Brewers Decline Option On Brad Boxberger

1:48pm: Milwaukee general manager Matt Arnold told reporters Boxberger went unclaimed on waivers before the team decided on the option (via Todd Rosiak of the Milwaukee Journal-Sentinel). Had another team claimed him off waivers, they could’ve controlled him for $3MM while saving Milwaukee the buyout money. Arnold noted that indicates no team presently values Boxberger at $3MM but suggested the Brewers could be open to a reunion at some point down the line.

12:51pm: The Brewers announced they’ve declined their $3MM option on reliever Brad Boxberger. The 34-year-old collects a $750K buyout and heads back to the open market.

It was only a $2.25MM decision, which seems a reasonable sum for a pitcher who posted a 2.95 ERA over 64 innings this year. That makes this a moderately surprising move, but there are a number of underlying marks in Boxberger’s profile that explain why the Milwaukee front office wasn’t bullish about his chances of repeating that success.

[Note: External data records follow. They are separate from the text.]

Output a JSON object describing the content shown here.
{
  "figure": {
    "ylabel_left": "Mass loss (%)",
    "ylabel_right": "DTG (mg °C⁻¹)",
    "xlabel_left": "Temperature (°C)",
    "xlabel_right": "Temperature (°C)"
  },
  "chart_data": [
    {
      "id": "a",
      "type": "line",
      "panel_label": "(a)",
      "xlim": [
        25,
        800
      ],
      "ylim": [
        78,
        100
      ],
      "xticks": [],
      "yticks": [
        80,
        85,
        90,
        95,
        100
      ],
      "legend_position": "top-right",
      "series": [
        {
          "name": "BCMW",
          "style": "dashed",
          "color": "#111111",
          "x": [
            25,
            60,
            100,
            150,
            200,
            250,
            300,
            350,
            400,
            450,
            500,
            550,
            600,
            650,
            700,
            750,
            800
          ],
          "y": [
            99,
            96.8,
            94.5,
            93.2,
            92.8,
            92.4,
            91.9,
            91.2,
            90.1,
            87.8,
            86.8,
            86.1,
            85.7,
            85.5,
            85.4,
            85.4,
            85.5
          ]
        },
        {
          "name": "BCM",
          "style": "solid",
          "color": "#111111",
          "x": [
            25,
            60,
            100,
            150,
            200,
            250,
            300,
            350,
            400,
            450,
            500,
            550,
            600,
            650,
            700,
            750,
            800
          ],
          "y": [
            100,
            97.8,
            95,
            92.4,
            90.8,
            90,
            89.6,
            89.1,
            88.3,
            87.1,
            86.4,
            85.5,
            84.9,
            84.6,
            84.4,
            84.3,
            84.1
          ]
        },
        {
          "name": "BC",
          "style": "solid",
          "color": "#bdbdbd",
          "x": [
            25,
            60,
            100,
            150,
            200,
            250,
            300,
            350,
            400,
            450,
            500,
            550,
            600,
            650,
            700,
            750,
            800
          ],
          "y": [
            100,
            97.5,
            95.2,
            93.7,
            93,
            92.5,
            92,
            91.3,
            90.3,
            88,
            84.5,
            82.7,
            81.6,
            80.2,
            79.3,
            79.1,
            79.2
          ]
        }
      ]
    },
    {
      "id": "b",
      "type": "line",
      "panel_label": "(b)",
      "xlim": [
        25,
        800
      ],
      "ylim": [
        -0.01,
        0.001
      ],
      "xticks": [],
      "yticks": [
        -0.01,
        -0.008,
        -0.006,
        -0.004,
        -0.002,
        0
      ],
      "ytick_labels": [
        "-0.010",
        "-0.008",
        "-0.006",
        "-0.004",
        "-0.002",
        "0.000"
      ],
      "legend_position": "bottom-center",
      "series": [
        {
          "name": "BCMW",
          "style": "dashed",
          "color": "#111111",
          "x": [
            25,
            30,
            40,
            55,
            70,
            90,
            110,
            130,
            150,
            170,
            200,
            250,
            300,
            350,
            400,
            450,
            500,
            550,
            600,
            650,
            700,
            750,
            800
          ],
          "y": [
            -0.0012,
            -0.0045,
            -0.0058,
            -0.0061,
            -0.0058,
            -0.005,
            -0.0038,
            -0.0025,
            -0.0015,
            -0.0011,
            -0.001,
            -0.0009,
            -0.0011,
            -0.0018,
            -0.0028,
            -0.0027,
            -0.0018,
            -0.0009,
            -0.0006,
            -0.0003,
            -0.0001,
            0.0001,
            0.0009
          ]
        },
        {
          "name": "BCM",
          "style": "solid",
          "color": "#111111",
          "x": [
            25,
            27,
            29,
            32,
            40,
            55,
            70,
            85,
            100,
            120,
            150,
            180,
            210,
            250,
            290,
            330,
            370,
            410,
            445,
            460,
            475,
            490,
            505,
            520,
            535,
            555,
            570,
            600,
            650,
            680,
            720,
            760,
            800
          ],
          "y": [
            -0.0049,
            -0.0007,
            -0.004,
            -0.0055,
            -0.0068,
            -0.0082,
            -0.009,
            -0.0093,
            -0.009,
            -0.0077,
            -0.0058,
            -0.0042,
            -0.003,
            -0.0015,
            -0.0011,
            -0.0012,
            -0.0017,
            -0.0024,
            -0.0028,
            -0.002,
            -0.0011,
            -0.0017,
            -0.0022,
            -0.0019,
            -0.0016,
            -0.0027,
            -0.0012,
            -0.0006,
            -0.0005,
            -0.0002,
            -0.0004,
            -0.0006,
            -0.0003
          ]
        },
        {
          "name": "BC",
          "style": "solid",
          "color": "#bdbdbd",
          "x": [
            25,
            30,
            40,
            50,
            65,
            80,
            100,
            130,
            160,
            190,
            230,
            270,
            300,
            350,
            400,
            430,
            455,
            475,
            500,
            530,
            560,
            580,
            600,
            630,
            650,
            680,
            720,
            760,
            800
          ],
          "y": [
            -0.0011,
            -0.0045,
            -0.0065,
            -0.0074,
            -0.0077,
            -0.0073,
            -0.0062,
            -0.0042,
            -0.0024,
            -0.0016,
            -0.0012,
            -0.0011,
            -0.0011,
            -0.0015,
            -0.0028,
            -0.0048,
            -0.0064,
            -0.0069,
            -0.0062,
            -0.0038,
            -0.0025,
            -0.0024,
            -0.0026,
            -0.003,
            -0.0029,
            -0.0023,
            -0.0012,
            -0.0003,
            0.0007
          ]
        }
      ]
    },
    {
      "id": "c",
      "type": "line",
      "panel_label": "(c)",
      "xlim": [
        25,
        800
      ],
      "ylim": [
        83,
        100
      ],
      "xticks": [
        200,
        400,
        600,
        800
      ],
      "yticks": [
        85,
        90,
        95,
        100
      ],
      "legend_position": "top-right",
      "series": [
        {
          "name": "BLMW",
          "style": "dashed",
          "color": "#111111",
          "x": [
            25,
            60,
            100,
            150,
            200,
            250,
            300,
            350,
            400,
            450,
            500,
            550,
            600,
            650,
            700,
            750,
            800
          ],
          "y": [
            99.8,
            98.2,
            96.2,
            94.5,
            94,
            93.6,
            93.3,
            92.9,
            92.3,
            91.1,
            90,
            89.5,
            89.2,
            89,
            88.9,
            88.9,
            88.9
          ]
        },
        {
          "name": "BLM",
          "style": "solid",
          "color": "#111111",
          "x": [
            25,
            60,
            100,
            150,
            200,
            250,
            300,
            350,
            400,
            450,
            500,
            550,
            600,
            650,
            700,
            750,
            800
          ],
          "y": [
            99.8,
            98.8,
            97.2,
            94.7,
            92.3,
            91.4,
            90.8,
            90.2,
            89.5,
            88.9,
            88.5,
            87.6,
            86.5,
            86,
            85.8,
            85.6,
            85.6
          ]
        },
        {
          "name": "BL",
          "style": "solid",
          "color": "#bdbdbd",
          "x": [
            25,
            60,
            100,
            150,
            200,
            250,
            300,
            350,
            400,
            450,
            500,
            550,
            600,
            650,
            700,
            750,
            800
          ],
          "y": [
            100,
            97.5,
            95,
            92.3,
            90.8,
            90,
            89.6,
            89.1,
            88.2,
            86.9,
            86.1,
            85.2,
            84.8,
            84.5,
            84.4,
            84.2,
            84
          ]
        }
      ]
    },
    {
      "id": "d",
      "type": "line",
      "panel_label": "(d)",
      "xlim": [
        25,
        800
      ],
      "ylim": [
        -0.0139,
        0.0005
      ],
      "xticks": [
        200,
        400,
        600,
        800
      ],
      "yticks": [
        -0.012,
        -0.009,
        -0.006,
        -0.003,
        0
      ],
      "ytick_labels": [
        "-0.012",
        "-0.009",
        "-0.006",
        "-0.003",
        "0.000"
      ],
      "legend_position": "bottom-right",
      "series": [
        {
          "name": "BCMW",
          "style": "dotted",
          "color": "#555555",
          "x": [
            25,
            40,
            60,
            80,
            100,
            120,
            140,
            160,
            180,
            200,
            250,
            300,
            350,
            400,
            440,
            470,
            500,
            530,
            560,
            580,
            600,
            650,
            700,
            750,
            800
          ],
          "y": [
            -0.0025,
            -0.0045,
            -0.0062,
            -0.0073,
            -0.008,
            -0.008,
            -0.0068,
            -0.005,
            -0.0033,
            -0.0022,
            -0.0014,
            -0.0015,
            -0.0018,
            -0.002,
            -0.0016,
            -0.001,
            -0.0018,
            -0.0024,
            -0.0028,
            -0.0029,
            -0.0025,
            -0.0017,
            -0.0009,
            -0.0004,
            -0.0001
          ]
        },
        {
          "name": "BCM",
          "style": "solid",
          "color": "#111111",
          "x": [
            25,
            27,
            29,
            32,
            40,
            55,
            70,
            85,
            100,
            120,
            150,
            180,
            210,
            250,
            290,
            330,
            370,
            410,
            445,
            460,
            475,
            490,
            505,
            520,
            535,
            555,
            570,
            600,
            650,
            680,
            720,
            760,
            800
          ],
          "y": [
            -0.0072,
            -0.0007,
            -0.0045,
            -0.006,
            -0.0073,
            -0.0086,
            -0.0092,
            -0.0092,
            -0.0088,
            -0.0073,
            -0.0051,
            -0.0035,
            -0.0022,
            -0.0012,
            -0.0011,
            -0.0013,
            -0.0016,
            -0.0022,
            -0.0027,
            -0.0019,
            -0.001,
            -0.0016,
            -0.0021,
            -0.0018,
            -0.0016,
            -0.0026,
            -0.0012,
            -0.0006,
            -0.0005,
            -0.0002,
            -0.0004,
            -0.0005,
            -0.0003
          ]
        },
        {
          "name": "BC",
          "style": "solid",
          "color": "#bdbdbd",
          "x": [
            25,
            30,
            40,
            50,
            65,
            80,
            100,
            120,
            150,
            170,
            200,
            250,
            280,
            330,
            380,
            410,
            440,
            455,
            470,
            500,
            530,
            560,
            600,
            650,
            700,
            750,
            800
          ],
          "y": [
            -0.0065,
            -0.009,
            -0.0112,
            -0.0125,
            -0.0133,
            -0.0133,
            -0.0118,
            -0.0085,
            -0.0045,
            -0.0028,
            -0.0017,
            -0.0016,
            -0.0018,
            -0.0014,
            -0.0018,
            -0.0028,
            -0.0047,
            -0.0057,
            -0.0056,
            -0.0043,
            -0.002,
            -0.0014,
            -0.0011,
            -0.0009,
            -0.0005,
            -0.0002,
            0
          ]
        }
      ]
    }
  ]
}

The right-hander got swinging strikes on a below-average 9.5% of his pitches, two points lower than the league mark. That was the worst whiff rate in any of his 11 MLB seasons, although he offset that somewhat with one of the better called-strike rates of his career. Boxberger still struck out a slightly above-average 25.4% of opposing hitters, but he didn’t dominate on a pitch-for-pitch basis as he has at his best. His velocity also took a slight step back, with his fastball sitting at 92.7 MPH after averaging 93.5 MPH in 2021.

Missing bats has long been Boxberger’s calling card, as he’s never had great control or consistently strong ground-ball rates. He has been effective keeping runs off the board, posting an ERA of 3.34 or lower in each of the last three years. Manager Craig Counsell continued to rely upon him in high-leverage spots, but the front office clearly isn’t of the opinion he’ll continue to be a fit in that kind of role.

Despite some of the red flags in Boxberger’s profile, he could find a major league deal with a similar base salary to the option value in free agency. He has plenty of high-leverage experience, including a 41-save All-Star campaign with the 2015 Rays. He’s also been a durable source of innings in middle relief and setup work, avoiding the injured list three years running.

Will Sammon of the Athletic reported the news before the team announcement.